Так вот, мы с Агорой гуляли, я слушала ее рассказы и лениво размышляла о том, почему пшеница пахнет вовсе не свежевыпеченным хлебом, а пылью и зноем, отчего в наших апельсиновых рощах пахнет мокрой землей и навозом, а не сладкими плодами… Эти размышления представлялись мне слишком детскими, и я не делилась с ними даже с Агорой. Я вообще не желала никому доверять то, что творится в моей голове.

Как-то в конце лета мы отправились в апельсиновую рощу, где деревенские парни и девушки собирали очередной урожай ярких и сладких плодов. Заметив нас, они ставили наземь корзины и кланялись мне. И вдруг – я увидела Ченцу!

Да, это несомненно была она – розовощекая, крепкая, плотная, с толстой черной косой, выбившейся из-под платка, в ярко-красном платье с короткими рукавами. Ее руки лоснились от апельсинового масла, на носу блестели капельки пота, подол фартука усеяли листики и веточки, но я безо всякой брезгливости бросилась к ней и крепко обняла:

– Ченца, как я рада тебя видеть!

– Моя маленькая госпожа! – воскликнула она. – Впрочем, ты уже не маленькая, вон как ты вытянулась!

Я прижала голову к ее груди и вдохнула знакомую смесь из ароматов теплой кожи, миткаля и анисового масла.

– Ах, Ченца, я ужасно скучаю по тебе, – молвила я. – Как ты поживаешь?

– Очень хорошо, маленькая госпожа, – она улыбнулась, и я увидела милые ямочки у нее на щеках. – А ты?

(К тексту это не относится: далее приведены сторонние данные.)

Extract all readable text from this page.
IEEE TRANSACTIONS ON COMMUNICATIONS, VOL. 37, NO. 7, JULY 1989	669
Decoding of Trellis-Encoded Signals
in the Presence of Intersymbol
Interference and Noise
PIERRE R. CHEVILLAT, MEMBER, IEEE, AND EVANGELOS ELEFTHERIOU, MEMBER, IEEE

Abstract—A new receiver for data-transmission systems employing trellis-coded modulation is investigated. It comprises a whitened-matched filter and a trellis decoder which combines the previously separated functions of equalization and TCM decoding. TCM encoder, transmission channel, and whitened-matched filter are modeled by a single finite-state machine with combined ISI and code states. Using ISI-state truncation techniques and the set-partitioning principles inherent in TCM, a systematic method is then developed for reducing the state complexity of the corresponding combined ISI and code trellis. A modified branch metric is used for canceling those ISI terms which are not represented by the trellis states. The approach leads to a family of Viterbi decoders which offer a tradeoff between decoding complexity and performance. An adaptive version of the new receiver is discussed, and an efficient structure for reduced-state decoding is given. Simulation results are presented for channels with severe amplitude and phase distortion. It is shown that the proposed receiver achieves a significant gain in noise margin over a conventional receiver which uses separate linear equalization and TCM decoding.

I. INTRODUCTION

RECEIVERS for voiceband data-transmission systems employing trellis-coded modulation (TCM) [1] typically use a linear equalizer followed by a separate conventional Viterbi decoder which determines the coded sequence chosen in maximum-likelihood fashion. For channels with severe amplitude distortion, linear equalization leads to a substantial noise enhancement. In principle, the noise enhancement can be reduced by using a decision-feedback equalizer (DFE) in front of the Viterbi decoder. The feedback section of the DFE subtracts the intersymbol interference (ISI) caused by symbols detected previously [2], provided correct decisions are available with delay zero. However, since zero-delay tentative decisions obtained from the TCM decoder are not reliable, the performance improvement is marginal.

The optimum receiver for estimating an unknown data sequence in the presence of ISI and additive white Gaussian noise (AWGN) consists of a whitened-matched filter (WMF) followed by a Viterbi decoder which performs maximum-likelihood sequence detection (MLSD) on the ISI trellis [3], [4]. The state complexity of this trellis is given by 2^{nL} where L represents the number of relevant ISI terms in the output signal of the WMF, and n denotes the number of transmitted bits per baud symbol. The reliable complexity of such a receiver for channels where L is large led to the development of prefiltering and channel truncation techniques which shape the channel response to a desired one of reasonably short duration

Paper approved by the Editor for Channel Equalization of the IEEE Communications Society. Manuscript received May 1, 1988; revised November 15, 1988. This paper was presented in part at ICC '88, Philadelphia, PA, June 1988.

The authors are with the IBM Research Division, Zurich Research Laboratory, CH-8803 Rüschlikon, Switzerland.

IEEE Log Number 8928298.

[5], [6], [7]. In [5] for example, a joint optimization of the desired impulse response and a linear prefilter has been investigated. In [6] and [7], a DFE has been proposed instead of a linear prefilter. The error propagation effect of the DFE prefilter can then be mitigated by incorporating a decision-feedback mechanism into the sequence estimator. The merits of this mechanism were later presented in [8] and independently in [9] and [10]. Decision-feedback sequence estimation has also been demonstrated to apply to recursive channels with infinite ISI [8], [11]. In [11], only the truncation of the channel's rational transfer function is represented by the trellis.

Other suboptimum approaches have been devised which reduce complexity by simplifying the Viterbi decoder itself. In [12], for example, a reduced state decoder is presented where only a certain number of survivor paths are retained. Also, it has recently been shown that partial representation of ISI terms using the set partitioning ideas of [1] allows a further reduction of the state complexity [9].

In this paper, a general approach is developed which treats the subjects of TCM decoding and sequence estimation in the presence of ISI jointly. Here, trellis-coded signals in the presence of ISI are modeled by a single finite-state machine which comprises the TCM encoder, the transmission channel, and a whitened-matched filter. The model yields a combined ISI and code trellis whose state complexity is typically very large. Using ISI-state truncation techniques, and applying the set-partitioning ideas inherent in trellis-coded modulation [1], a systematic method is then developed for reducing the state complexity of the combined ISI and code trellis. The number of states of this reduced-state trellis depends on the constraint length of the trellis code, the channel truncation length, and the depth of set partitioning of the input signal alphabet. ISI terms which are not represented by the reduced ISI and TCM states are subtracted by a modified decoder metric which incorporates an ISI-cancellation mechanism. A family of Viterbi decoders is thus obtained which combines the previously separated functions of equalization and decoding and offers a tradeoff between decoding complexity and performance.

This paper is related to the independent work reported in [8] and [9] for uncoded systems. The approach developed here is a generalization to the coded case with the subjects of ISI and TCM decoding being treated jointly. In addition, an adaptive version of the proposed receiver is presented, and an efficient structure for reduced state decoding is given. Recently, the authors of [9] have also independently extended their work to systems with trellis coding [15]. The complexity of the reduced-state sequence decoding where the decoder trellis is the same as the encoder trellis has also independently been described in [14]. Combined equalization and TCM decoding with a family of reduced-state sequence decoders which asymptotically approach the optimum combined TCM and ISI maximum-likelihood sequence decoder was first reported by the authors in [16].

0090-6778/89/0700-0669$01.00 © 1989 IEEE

Тут я вспомнила про Агору.

– Это моя менторша, ее зовут Агора, – торопливо сказала я. – Она читает мне Священную историю, а также учит всем наукам, которые положено знать приличной девочке.

– Оно и видно, – вздохнула Ченца. – Совсем тебя уморили этими науками, ты такая бледненькая и худенькая, моя госпожа! Верно, болеешь?





– Вот еще! – надменно фыркнула Агора. – Доминика Норма – вполне здоровая и развитая девочка! И не всякой деревенщине об этом рассуждать!

– Ах, скузами, простите великодушно, професса, – поклонилась Ченца, имея язвительный огонек в глазах. – Просто душа болит видеть такого заморенного ребенка! Что тебе подают на обед, маленькая госпожа, уже, верно, не тушеных каплунов и не малину со взбитыми сливками, как ты любишь!

– Доминике вредно жирное, – отчеканила Люция. – А от молочной пищи у нее идет сыпь по телу.

– Моя бедная крошка! – всплеснула руками Ченца. – Это все оттого, что тебя рано отлучили от груди. Я могла бы кормить тебя еще год или даже два! Идем, пополдничаешь с нами, поешь деревенской еды!

– С удовольствием! – кивнула я, с ехидством наблюдая за тем, как вытягивается лицо моей строгой менторши.

Всё это было так неожиданно и чудесно! Плавящаяся от жары роща, пронизанная золотыми копьями солнечных лучей, смуглые лица и руки, неумолчный хохот, пение и разговоры, огромные корзины лоснящихся апельсинов – такой яркой смеси запахов, цветов и звуков мне еще не приходилось встречать!

Ченца развязала свою корзину, вытащила оттуда шаль и расстелила ее на траве под сенью апельсиновых ветвей. Мы уселись, и Ченца принялась выкладывать из корзины свой обед: завернутый в чистую тряпицу щедрый ломоть пшеничного хлеба, глиняную бутылочку с оливковым маслом, полкруга овечьего сыра, соль и две сушеные рыбины с тускло блестевшей чешуей. Запах от всего шел такой, что только держись, но я не испытывала ни малейшего неудобства, хотя дома за столом мне становилось дурно, если в овсяной каше оказывались комочки, а в процеженном бульоне плавали блестки жира, и он пах вареной куриной кожей!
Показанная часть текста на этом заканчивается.